Unauthorized connection blocking withing socket

Senhua Tao (stao@nbnet.nb.ca)
Sat, 12 Jan 2002 18:13:58 -0400


Hi,

Currently I am working on a project which intends to stop unauthorized
processes sending emails or messages to the internet. The goal of the
project is to tackle the Distributed Service Denial problem.

for me to look at sys_connect().
My idea is that: every time when a process tries to make a connection,
the kernel checks whether the process has the permission to make such
connection. It requires:
1. The identification of the process. I chose the absolute path since
it is unique, can't be tempted.
2. A config file which contains connection rules for processes.
Currently, there are only two fields in a connection rule: <cmd path>
and <ip mask> e.g.
# <cmdpath> <mask>
/home/stao/test1 192.168.2.2
/usr/bin/ftp 255.255.255.255

where test1 can connect any port on local host 192.168.2.2 and ftp can
connect to ports of any ip address.

The <cmd path> does not have to be an absolute path in the config file,
but it has to be converted to it before the kernel can against it with
the current process identification.

I did not put any port restriction here in order to simplify the config
file.

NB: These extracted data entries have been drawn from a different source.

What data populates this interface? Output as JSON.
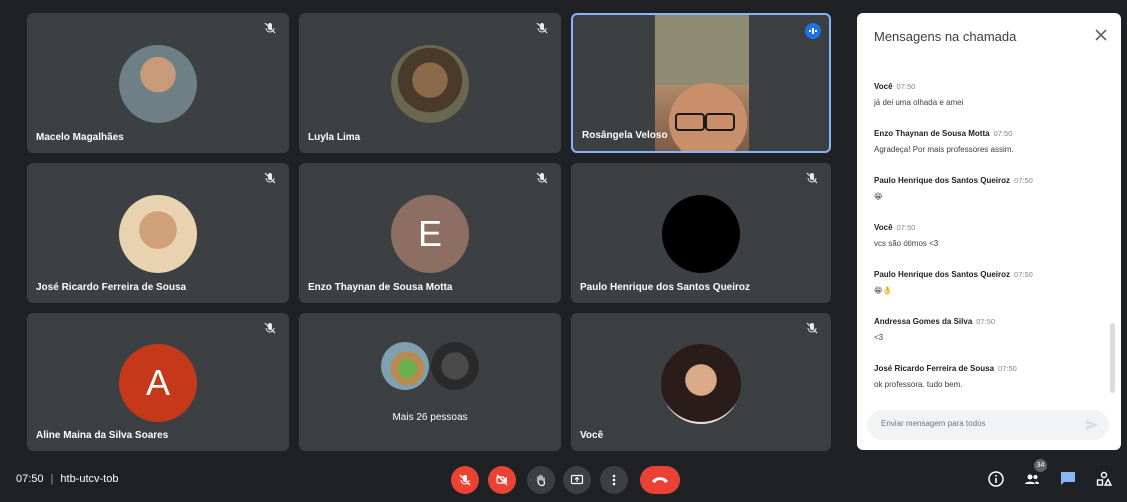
{
  "participants": [
    {
      "name": "Macelo Magalhães"
    },
    {
      "name": "Luyla Lima"
    },
    {
      "name": "Rosângela Veloso"
    },
    {
      "name": "José Ricardo Ferreira de Sousa"
    },
    {
      "name": "Enzo Thaynan de Sousa Motta",
      "initial": "E"
    },
    {
      "name": "Paulo Henrique dos Santos Queiroz"
    },
    {
      "name": "Aline Maina da Silva Soares",
      "initial": "A"
    },
    {
      "more_label": "Mais 26 pessoas"
    },
    {
      "name": "Você"
    }
  ],
  "chat": {
    "title": "Mensagens na chamada",
    "messages": [
      {
        "sender": "Você",
        "time": "07:50",
        "text": "já dei uma olhada e amei"
      },
      {
        "sender": "Enzo Thaynan de Sousa Motta",
        "time": "07:50",
        "text": "Agradeça! Por mais professores assim."
      },
      {
        "sender": "Paulo Henrique dos Santos Queiroz",
        "time": "07:50",
        "text": "😁"
      },
      {
        "sender": "Você",
        "time": "07:50",
        "text": "vcs são ótimos <3"
      },
      {
        "sender": "Paulo Henrique dos Santos Queiroz",
        "time": "07:50",
        "text": "😁👌"
      },
      {
        "sender": "Andressa Gomes da Silva",
        "time": "07:50",
        "text": "<3"
      },
      {
        "sender": "José Ricardo Ferreira de Sousa",
        "time": "07:50",
        "text": "ok professora. tudo bem."
      }
    ],
    "input_placeholder": "Enviar mensagem para todos"
  },
  "meeting": {
    "time": "07:50",
    "code": "htb-utcv-tob"
  },
  "people_count": "34",
  "colors": {
    "background": "#202124",
    "tile": "#3c4043",
    "red": "#ea4335",
    "blue": "#1a73e8",
    "avatar_e": "#8d6e63",
    "avatar_a": "#c5391a"
  }
}
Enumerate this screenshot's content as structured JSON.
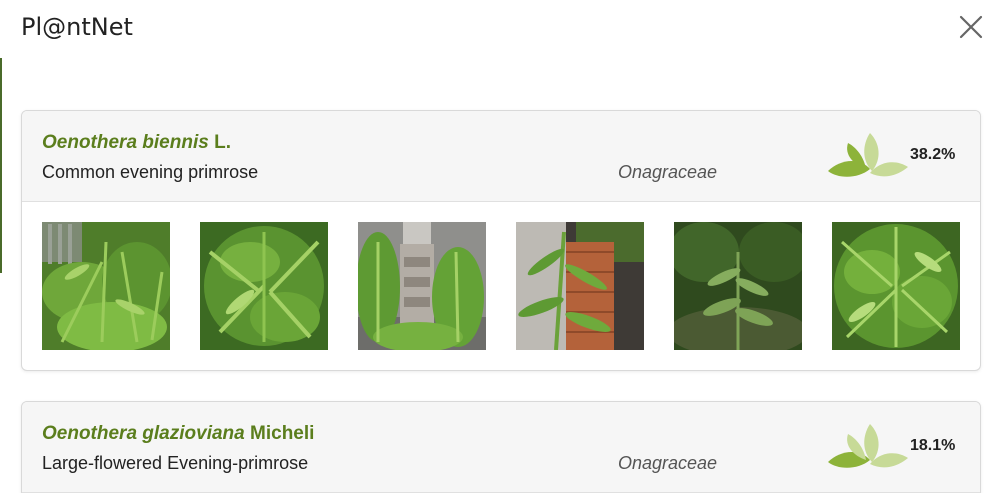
{
  "app": {
    "title": "Pl@ntNet"
  },
  "icons": {
    "close": "close-icon",
    "score": "leaf-score-icon"
  },
  "colors": {
    "accent": "#5b7e1d",
    "leaf_dark": "#8db33a",
    "leaf_light": "#c7da97"
  },
  "results": [
    {
      "genus": "Oenothera biennis",
      "author": "L.",
      "common_name": "Common evening primrose",
      "family": "Onagraceae",
      "score": "38.2%",
      "images": [
        "plant-photo-1",
        "plant-photo-2",
        "plant-photo-3",
        "plant-photo-4",
        "plant-photo-5",
        "plant-photo-6"
      ]
    },
    {
      "genus": "Oenothera glazioviana",
      "author": "Micheli",
      "common_name": "Large-flowered Evening-primrose",
      "family": "Onagraceae",
      "score": "18.1%"
    }
  ]
}
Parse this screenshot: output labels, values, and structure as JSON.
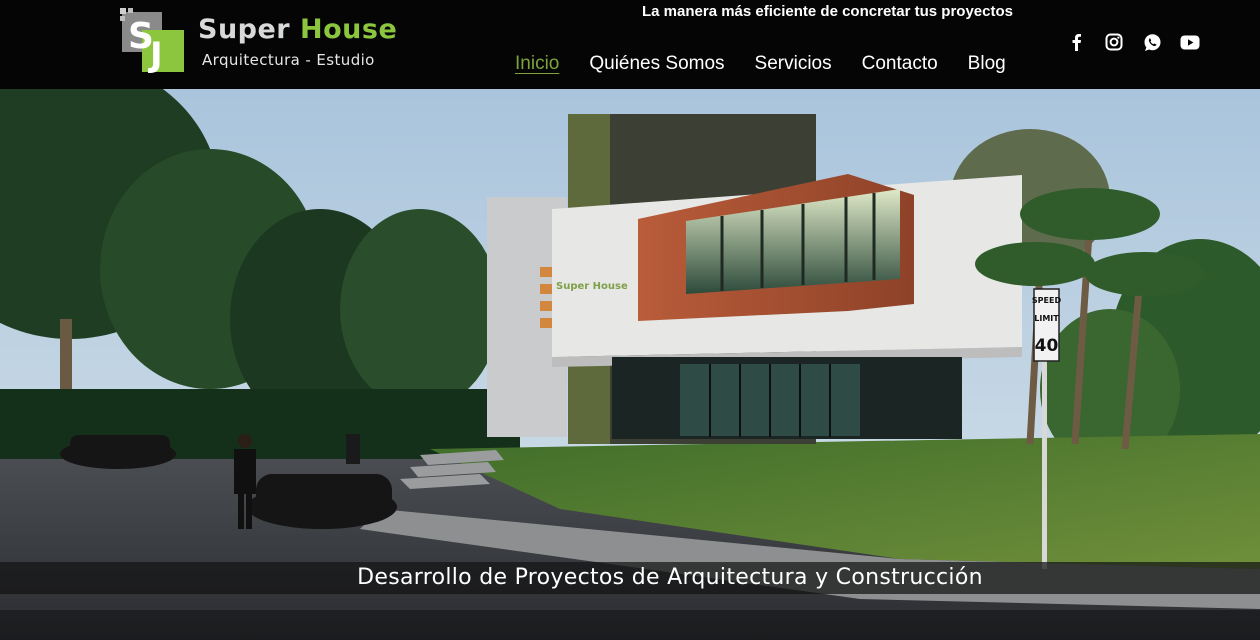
{
  "header": {
    "logo": {
      "name_word1": "Super",
      "name_word2": "House",
      "subtitle": "Arquitectura - Estudio",
      "mark_letters": "SH",
      "brand_green": "#8cc63f"
    },
    "tagline": "La manera más eficiente de concretar tus proyectos",
    "nav": [
      {
        "label": "Inicio",
        "active": true
      },
      {
        "label": "Quiénes Somos",
        "active": false
      },
      {
        "label": "Servicios",
        "active": false
      },
      {
        "label": "Contacto",
        "active": false
      },
      {
        "label": "Blog",
        "active": false
      }
    ],
    "nav_active_color": "#7ea33c",
    "social": [
      "facebook-icon",
      "instagram-icon",
      "whatsapp-icon",
      "youtube-icon"
    ]
  },
  "hero": {
    "caption": "Desarrollo de Proyectos de Arquitectura y Construcción",
    "facade_sign": "Super House",
    "speed_sign": {
      "top": "SPEED",
      "middle": "LIMIT",
      "value": "40"
    }
  }
}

The drawback is that any process that wants to make connection
through socket has to have a rule in the config file. Another approach
is to borrow apache's authentication mechanism. In that case, we can
configure that all processes under one directory can make or to be
denied a socket connection.

It is true that sys_connect() only handle tcp and udp (and only in unix
and linux world :-)), but it should be able to block some flooded
emails sent by unauthorized processes.

I am not sure that it is a good idea to mess around sys_connect() or any
one want to put such restriction on their computer. I don't see amy
problem for the people who just use applications on their computers
though. Any suggestion?

Sen

--

Senhua Tao Intensional Software Inc.